Unfortunately, if everything you know about your Miranda rights comes from TV, you may be confused about when the police are actually required to issue them. On TV, the arresting officer starts reciting the Miranda warning as soon as he or she slaps cuffs on the suspect's wrists. That's not actually how things work in real life. Here's what you should know:

When does an officer have to give you a Miranda warning?
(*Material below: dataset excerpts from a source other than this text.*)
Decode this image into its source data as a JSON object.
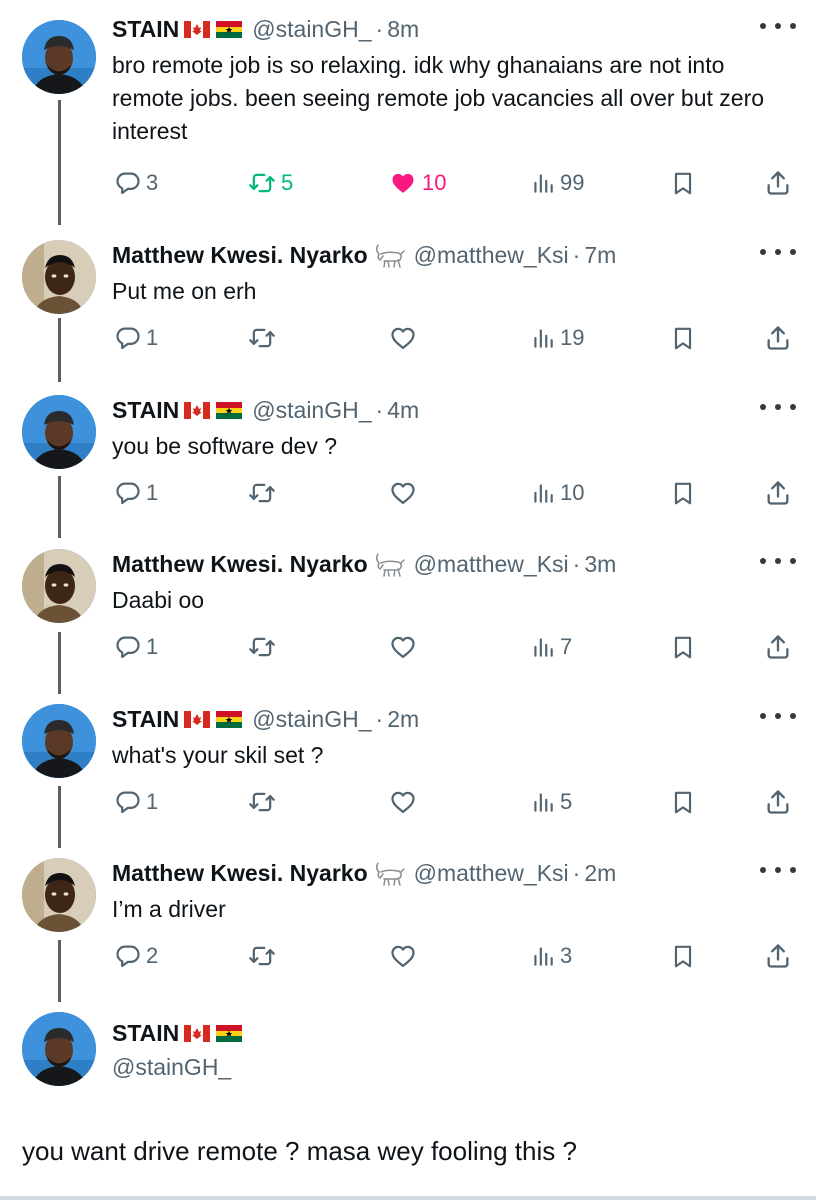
{
  "tweets": [
    {
      "name": "STAIN",
      "handle": "@stainGH_",
      "time": "8m",
      "text": "bro remote job is so relaxing. idk why ghanaians are not into remote jobs. been seeing remote job vacancies all over but zero interest",
      "replies": "3",
      "retweets": "5",
      "likes": "10",
      "views": "99",
      "liked": true,
      "retweeted": true
    },
    {
      "name": "Matthew Kwesi. Nyarko",
      "handle": "@matthew_Ksi",
      "time": "7m",
      "text": "Put me on erh",
      "replies": "1",
      "retweets": "",
      "likes": "",
      "views": "19"
    },
    {
      "name": "STAIN",
      "handle": "@stainGH_",
      "time": "4m",
      "text": "you be software dev ?",
      "replies": "1",
      "retweets": "",
      "likes": "",
      "views": "10"
    },
    {
      "name": "Matthew Kwesi. Nyarko",
      "handle": "@matthew_Ksi",
      "time": "3m",
      "text": "Daabi oo",
      "replies": "1",
      "retweets": "",
      "likes": "",
      "views": "7"
    },
    {
      "name": "STAIN",
      "handle": "@stainGH_",
      "time": "2m",
      "text": "what's your skil set ?",
      "replies": "1",
      "retweets": "",
      "likes": "",
      "views": "5"
    },
    {
      "name": "Matthew Kwesi. Nyarko",
      "handle": "@matthew_Ksi",
      "time": "2m",
      "text": "I’m a driver",
      "replies": "2",
      "retweets": "",
      "likes": "",
      "views": "3"
    }
  ],
  "final_reply": {
    "name": "STAIN",
    "handle": "@stainGH_",
    "text": "you want drive remote ? masa wey fooling this ?"
  },
  "icons": {
    "reply": "reply-icon",
    "retweet": "retweet-icon",
    "like": "heart-icon",
    "views": "views-icon",
    "bookmark": "bookmark-icon",
    "share": "share-icon",
    "more": "more-icon",
    "flag_1": "canada-flag-icon",
    "flag_2": "ghana-flag-icon",
    "badge": "goat-icon"
  },
  "colors": {
    "like_active": "#f91880",
    "retweet_active": "#00ba7c",
    "muted": "#536471",
    "text": "#0f1419"
  }
}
Three things have to be true in order for an officer to legally be required to issue the Miranda warning:

  1. You have to be in custody. That means that you are not free to leave. If you ask, "Am I free to leave?" and are told that you can, you are not officially in custody. (On the other hand, if it's clear you aren't free to leave -- like if you're sitting on the ground in a set of those plastic restraints with an officer standing over you, you're in custody even if you aren't officially told that you are in custody.)
  2. You have to be under interrogation. That means that someone is actively asking you questions that are probably designed to elicit incriminating information while you are in custody. 
  3. The questioner has to be an officer or agent of the law. You are only entitled to hear your Miranda warning if the person you are talking to is an officer, detective, prosecutor, or some other person working as an agent for the police.

Until all three of those things are in place, you can be arrested and tossed into a cell without the benefit of a Miranda warning. This often misleads people to believe that it's safe to talk -- because they think that what they say can't be used against them!

When can what you say be used against you despite the lack of a Miranda warning?

Here are some common scenarios that trip up criminal defendants:

  • You're asked to come into the police station to talk to a detective. You comply. You are asked all kinds of questions and you give answers, thinking you are safe because you haven't been Mirandized. You aren't. You aren't in custody.
  • You're put in handcuffs and you start voluntarily talking to the arresting officer about what happened on the way to the jail from the back seat of the car. You haven't been Mirandized, but since you weren't under interrogation, it doesn't matter.
  • You're put in a holding cell. Your cellmate asks about your arrest and you admit to the crime. An officer overhears. Since you weren't be questioned by the police and the other inmate wasn't acting on their behalf, you aren't protected.

This is why an experienced criminal defense attorney will always tell his or her clients that "silence is golden," when interacting with the police. No matter what the circumstances, don't give up any information to the police without your attorney's advice.